James Mucklow, an IT expert at PA Consulting, recalls a large-scale health project he was involved in that explored the potential correlation between anti-ulcer medication and pneumonia.
“We loaded published prescription data into the cloud – several billion items – which is great because we could then build systems based on that. We did that in less than a week,” he says.
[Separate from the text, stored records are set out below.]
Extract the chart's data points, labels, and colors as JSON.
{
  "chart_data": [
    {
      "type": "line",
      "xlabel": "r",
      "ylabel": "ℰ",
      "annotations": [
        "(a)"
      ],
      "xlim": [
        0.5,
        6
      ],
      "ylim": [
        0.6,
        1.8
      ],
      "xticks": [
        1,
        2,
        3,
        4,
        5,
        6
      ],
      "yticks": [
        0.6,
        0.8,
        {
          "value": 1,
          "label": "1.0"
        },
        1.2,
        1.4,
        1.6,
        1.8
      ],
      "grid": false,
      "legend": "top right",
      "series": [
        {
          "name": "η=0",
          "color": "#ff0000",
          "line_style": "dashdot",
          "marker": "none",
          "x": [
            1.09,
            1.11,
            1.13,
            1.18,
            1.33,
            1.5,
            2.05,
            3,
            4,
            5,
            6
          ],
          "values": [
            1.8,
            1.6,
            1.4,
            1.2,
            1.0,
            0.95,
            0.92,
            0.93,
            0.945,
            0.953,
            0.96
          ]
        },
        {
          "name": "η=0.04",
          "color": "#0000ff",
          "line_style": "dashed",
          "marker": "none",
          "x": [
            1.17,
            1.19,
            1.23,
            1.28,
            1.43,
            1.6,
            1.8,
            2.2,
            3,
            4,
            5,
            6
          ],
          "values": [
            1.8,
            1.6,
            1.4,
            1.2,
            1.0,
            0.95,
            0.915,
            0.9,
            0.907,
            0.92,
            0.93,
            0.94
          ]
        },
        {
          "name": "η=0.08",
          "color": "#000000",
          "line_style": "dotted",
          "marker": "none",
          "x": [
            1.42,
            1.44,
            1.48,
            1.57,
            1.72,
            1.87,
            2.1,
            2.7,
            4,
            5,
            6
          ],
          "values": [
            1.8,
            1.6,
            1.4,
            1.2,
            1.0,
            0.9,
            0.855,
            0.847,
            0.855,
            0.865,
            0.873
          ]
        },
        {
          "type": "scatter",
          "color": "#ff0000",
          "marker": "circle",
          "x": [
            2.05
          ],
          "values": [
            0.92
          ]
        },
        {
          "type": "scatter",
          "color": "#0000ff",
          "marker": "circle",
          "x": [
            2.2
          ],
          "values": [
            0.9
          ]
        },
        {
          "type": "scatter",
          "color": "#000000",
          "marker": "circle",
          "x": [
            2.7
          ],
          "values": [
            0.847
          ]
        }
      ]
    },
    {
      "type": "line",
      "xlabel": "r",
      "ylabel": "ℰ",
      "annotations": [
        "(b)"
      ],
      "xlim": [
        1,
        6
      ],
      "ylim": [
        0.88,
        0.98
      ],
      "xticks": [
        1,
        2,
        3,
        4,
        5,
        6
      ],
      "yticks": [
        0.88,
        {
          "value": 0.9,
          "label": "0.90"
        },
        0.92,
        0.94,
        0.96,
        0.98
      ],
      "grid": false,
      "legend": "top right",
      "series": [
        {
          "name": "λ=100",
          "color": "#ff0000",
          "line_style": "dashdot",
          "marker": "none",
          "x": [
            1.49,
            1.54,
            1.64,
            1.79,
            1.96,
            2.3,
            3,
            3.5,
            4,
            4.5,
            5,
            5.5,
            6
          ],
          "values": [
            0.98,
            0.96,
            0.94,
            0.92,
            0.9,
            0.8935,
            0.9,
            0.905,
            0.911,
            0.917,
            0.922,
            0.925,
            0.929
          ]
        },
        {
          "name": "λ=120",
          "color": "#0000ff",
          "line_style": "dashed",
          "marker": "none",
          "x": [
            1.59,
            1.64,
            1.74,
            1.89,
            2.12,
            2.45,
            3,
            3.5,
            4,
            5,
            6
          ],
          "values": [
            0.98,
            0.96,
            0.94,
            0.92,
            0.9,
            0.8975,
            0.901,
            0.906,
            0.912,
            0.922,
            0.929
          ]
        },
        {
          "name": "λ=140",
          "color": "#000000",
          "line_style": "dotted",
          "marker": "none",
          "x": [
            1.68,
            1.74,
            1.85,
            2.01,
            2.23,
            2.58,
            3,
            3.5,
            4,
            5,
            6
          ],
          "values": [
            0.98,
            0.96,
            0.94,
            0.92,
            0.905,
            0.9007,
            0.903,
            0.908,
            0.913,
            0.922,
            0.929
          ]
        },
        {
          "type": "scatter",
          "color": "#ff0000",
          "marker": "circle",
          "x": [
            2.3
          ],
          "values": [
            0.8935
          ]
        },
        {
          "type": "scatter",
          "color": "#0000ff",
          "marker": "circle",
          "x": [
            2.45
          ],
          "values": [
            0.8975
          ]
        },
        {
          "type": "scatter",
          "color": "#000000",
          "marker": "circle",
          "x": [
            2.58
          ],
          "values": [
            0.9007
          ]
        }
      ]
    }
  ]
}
“What my team did is they basically took the two data sets – anti-ulcer drug prescriptions and admissions to A&E for pneumonia – and they found a very simple correlation. Now there are a few caveats, we’re not epidemiologists and we’re not clinicians, but the point was we did that in an hour, so that suggests it’s worth exploring in more detail with more effort.”
And the cost? Again, it is tough to find a consensus on whether the cloud is really the cheaper option. Mr Mucklow thinks it’s more economic for most datasets to go with the cloud, but Teradata’s Mr Willcox reckons it’s a bit more complicated than that.
“When you get it all done, very often the costs are neither here nor there,” he says. “The principal cost benefit of a cloud approach is the consolidation of computing resources, so that we don’t have multiple dedicated systems, each only running at 15 per cent capacity, where we could have a single system running at closer to 100 per cent.
“Centralising and integrating computing resources in that way is something that we have been preaching and practising at Teradata for over 30 years; an enterprise data warehouse is a private cloud if it’s done right and built on appropriate technology.”
Then there’s monetising the data for more than just the business at hand. And that means third-party access. Big firms, such as Barclays and O2 parent Telefonica, have recently announced that they’ll be selling on their anonymised metadata gleaned from their customers. It is a popular cash-generator for data owners.
Once information is stored in the cloud, it becomes easier to let other firms access it, while making sure they’re only allowed into the data they have permission to see – a concept that Razorfish’s business model is built on.
“Razorfish provides dashboards to our clients where they can run their own reports, slice and dice their data by whatever dimensions they choose, and to make use of some of the predictive processing features to see visual extrapolations of trends being surfaced from the data,” Mr Gidda explains.
Other firms have to be sure that they’re not making money at the expense of their own business. “There’s enormous value in data. But what does it do to your relationship with your customer if you’re selling data about them?” asks Mr Mucklow. “You have to be very clear on not compromising that relationship.”
So what are the best practices when it comes to choosing infrastructure for big data projects? It seems there are no simple answers, but that’s not unusual for a young industry. Despite the fact that businesses have been playing around with customer information in one way or another for decades, the “big” in big data is still relatively new and the technology to meet that scale is still developing.
“Let’s say today the majority of data is sitting in the data centre and all of a sudden, five years from now, everybody wants to move it into a cloud service provider,” says Cloudera’s Mr Dunn. “Well, necessity is the mother of innovation. So if there’s a need that’s strong enough for a business to do that, I’m sure somebody will find a way to move five or ten petabytes over a network efficiently.”